The supercharger myth

Sir,

I respond to the letters from Peter Hull and D Ellis, who support the supercharged view of motor racing history. Peter Hull suggests that the unblown 3.6-litre pushrod Delahayes did not, as I had remarked, “seriously alarm” the blown 2.9 Alfas in the 1937 Mille Miglia; to which I would point out that at Rome the two Delahayes lay second and third behind Pintacuda’s 2.9, and that Italians brought up to believe that he who led at Rome would never lead at Brescia were indeed seriously alarmed.

In the 1938 Mille Miglia the V12 Delahayes were over-geared (a common failing among foreign entrants, whose lack of local knowledge was always a fearful disadvantage, equivalent to as much as an hour’s circuit time), while their entry had alarmed Alfa Romeo seriously enough for it to fit at least one of its blown 2.9s with a full race 3-litre engine from its current 308 Grand Prix car — something permissible under Mille Miglia rules (or lack of them) but nowhere else.

In 1938 Bugatti gave sportscar racing a miss, and by 1939 his unblown 3.3-litre 57S model “tanks” were ineligible for Le Mans because the 57S was no longer in production; it had been superseded by the long-chassis supercharged 57C, hence the construction of a new “tank” on that chassis for the 1939 race. It was led by Louis Gerard’s unblown 3-litre pushrod Delage for 21 hours before his co-driver Georges Monneret over-revved it, and the Bugatti won only after its entire undershield had been removed (a matter requiring instant disqualification under Le Mans rules) to cure mortal overheating problems; its average of 139.781 kph for a dry weather race was just 2.78 kph faster than that of its unblown sister in the 1937 race, which had been slowed by long periods of heavy overnight rain.
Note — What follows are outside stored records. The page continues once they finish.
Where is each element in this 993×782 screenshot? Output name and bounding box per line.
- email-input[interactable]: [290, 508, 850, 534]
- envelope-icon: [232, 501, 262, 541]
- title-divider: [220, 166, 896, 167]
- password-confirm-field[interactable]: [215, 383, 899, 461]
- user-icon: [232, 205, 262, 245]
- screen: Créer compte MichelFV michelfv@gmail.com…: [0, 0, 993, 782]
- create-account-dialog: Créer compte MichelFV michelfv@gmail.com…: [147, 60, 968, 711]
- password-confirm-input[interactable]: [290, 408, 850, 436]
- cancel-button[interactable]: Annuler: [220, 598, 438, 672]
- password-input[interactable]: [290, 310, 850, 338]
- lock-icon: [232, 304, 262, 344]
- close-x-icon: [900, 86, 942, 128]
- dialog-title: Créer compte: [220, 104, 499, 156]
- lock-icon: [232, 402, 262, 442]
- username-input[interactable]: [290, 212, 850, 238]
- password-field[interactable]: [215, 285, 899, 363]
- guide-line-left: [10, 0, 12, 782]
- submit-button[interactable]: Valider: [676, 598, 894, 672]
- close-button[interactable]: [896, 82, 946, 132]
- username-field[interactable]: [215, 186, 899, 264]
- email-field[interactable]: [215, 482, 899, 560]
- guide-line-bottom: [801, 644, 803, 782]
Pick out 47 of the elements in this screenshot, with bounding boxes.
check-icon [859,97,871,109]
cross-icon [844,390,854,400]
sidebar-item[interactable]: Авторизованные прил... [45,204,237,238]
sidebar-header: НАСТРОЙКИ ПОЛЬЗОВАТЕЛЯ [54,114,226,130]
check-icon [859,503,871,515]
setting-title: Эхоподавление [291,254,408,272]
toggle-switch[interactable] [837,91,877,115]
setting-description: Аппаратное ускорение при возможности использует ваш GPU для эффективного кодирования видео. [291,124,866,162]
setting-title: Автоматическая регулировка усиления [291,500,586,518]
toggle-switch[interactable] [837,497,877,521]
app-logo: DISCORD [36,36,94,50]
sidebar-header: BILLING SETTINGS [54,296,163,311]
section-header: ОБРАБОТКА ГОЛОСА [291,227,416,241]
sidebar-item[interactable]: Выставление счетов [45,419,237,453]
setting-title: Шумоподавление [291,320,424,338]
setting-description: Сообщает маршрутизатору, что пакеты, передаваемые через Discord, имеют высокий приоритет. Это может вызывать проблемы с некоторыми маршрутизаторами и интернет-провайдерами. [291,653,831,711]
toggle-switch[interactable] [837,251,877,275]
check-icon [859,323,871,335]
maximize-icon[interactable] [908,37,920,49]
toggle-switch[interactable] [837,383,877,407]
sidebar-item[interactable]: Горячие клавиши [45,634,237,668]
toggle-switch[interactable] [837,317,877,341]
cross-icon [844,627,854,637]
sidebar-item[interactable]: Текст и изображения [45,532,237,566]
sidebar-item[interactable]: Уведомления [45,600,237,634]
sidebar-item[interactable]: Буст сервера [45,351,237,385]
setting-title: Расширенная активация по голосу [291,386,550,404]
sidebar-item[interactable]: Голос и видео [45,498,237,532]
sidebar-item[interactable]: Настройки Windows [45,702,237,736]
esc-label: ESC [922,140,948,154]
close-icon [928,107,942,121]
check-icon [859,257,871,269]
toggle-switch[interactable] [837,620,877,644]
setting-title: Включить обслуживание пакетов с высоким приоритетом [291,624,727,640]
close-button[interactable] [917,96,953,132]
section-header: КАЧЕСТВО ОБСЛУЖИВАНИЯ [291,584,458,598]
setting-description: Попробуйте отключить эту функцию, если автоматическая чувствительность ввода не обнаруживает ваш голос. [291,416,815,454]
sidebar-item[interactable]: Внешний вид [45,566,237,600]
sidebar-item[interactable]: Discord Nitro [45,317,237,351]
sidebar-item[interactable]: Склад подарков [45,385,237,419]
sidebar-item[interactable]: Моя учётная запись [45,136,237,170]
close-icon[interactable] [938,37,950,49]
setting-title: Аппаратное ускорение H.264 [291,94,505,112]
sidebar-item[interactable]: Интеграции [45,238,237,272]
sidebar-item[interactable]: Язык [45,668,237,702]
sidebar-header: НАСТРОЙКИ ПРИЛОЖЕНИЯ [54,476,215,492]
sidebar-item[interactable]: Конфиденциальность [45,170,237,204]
During the dreadfully wet 24-hour race at Spa in 1938, Gerard’s earlier 3-litre Delage was faster at all times than the blown 2.9 Alfas, which were several cwt heavier and had been detuned to run on the Belgian pump fuel which had destroyed one of their engines in the 1936 race. The Delage ran on Belgian petrol very well, and failed to win only because this time Monneret twice put it off the road, losing five laps in all.

Mr Ellis says that turbochargers have “moved engine efficiency into a new league”. Not so. The great period of forced induction advance in Grand Prix racing was 1937-39, at the end of which period the Germans had developed two-stage supercharging and were getting 160 bhp per litre — approximately three times what unblown car engines were then doing. The three-to-one ratio established at that time resulted in a 1½-litre blown, 4½-litre unblown Grand Prix formula being mooted for 1940, eventually to be introduced after the War; and if Mr Ellis was at Silverstone on that splendid fourteenth day of July 1951, he would have witnessed the Bastille of the supercharged 1½s finally falling to the muskets of the unblown 4½.

Since then there has been little movement in the relative efficiency of the two types of engine. If there had been unblown 4½s (instead of 3½s) running alongside the 1½ turbos last year, neither I nor Messrs Hull and Ellis need have any doubts about which would have won.

It is the way of a world ruled by the Law of Sod that after unreservedly praising Jaguar for resisting the turbocharger, the company should announce its defection the following week. Pity.